Long delays frustrate home short-sellers
The percentage of borrowers 60 or more days past due reached 4.58 in the fourth quarter, up nearly 16 percent from the previous quarter and 53 percent from the same quarter in 2007.
The mortgage loan delinquency statistic is traditionally seen as a precursor to foreclosures.
"We think nationally they're going to approach the 8 percent neighborhood by the end of the year," said Keith Carson, a senior consultant in TransUnion's financial services group. "The research is showing that the largest contributor to foreclosures and delinquencies is the negative equity in the home. You can imagine that if a consumer there in Arizona owes more on a home than it's worth, there's a problem there."
Maricopa County's delinquency rate was 8.08 percent in the fourth quarter, up from 6.34 percent in the third quarter and 3.27 percent in fourth-quarter 2007. Arizona's rate was 6.93 percent, up from 5.49 percent and 3.08 percent.
"I think Arizona is probably going to be above the national average as we move forward," Carson said. "There's a number of states and Arizona is one of them that's been hit harder than the others."
Arizona was among three states showing the greatest percentage growth in delinquency from the previous quarter.

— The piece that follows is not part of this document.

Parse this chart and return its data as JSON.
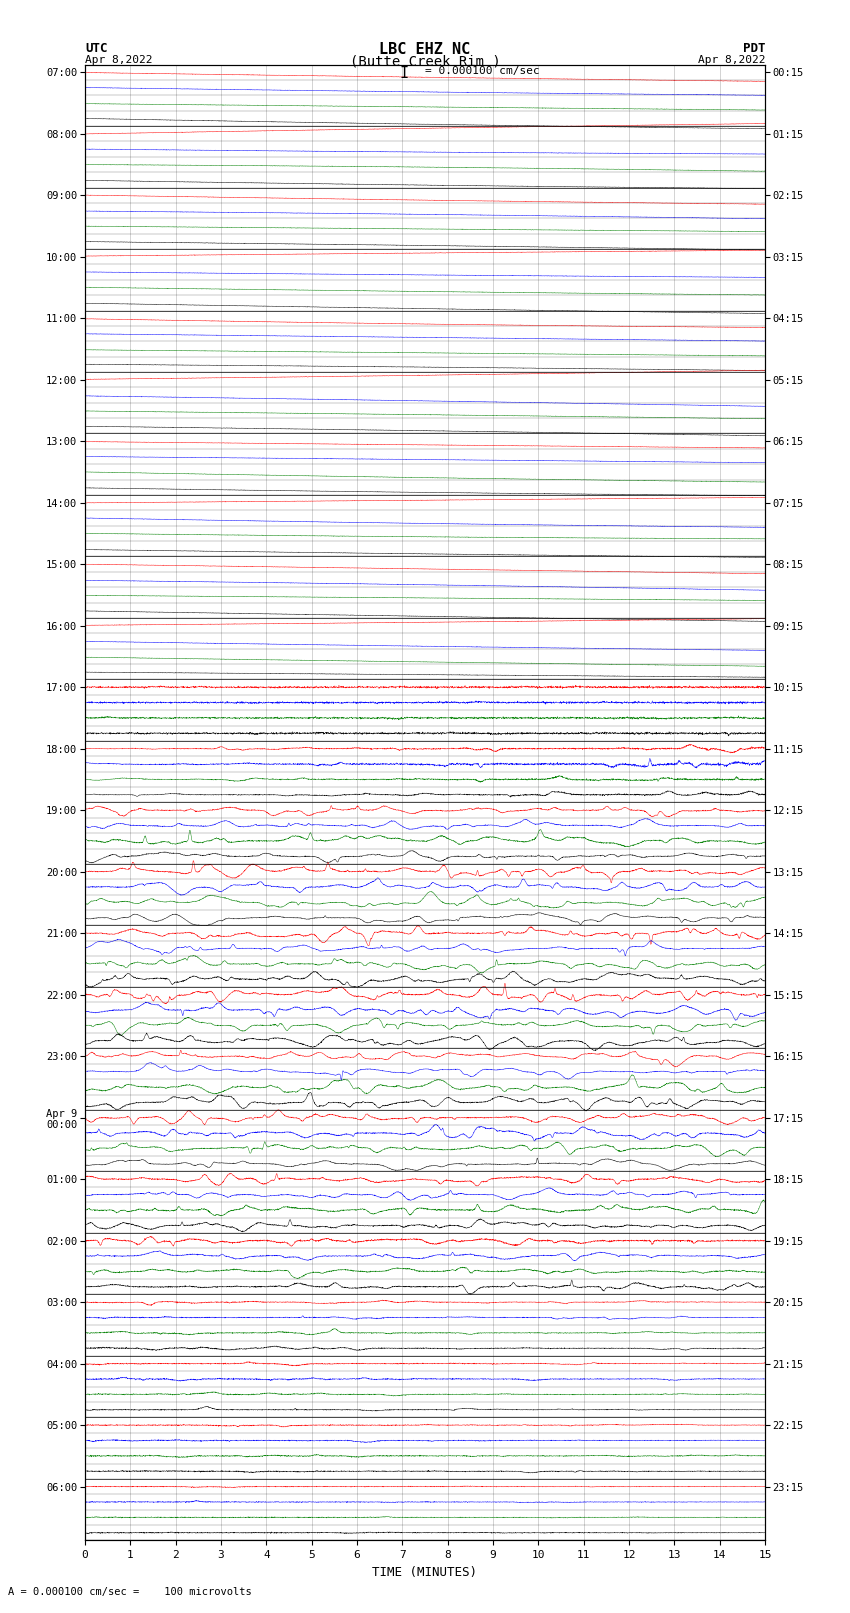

Its delinquency rate rose 26.2 percent, while Montana's rose 24.5 percent and South Dakota's rose 23.9 percent.
The average national mortgage debt per borrower rose slightly to $192,789 from the previous quarter's $192,287. On a over-the-year basis, the fourth quarter represents a .74 percent increase compared to the fourth-quarter 2007 average of $191,370.
Loan delinquency is tied to people losing their jobs or having their wages reduced, said Jeff Underwood, certified mortgage professional with AmeriFirst Financial in Mesa.
"Unfortunately those numbers are going to most likely continue to go up unless this (federal) affordability and stability plan can actually do something," he said. "Housing is so tied to employment that until people are confident about their jobs and confident about spending money again, we're probably going to see those numbers rise even more."
Many people now are deciding whether to pay their mortgage based on how far upside down they are in their home, Underwood said.
"Psychologically ... people are making it more of a business decision, of 'Should I keep this house if it's $100,000 upside down or not?' and many people are siding with the 'It's not worth it to keep this house' side," he said. "That train of thought is going to cause the delinquency rates in Arizona to definitely skyrocket."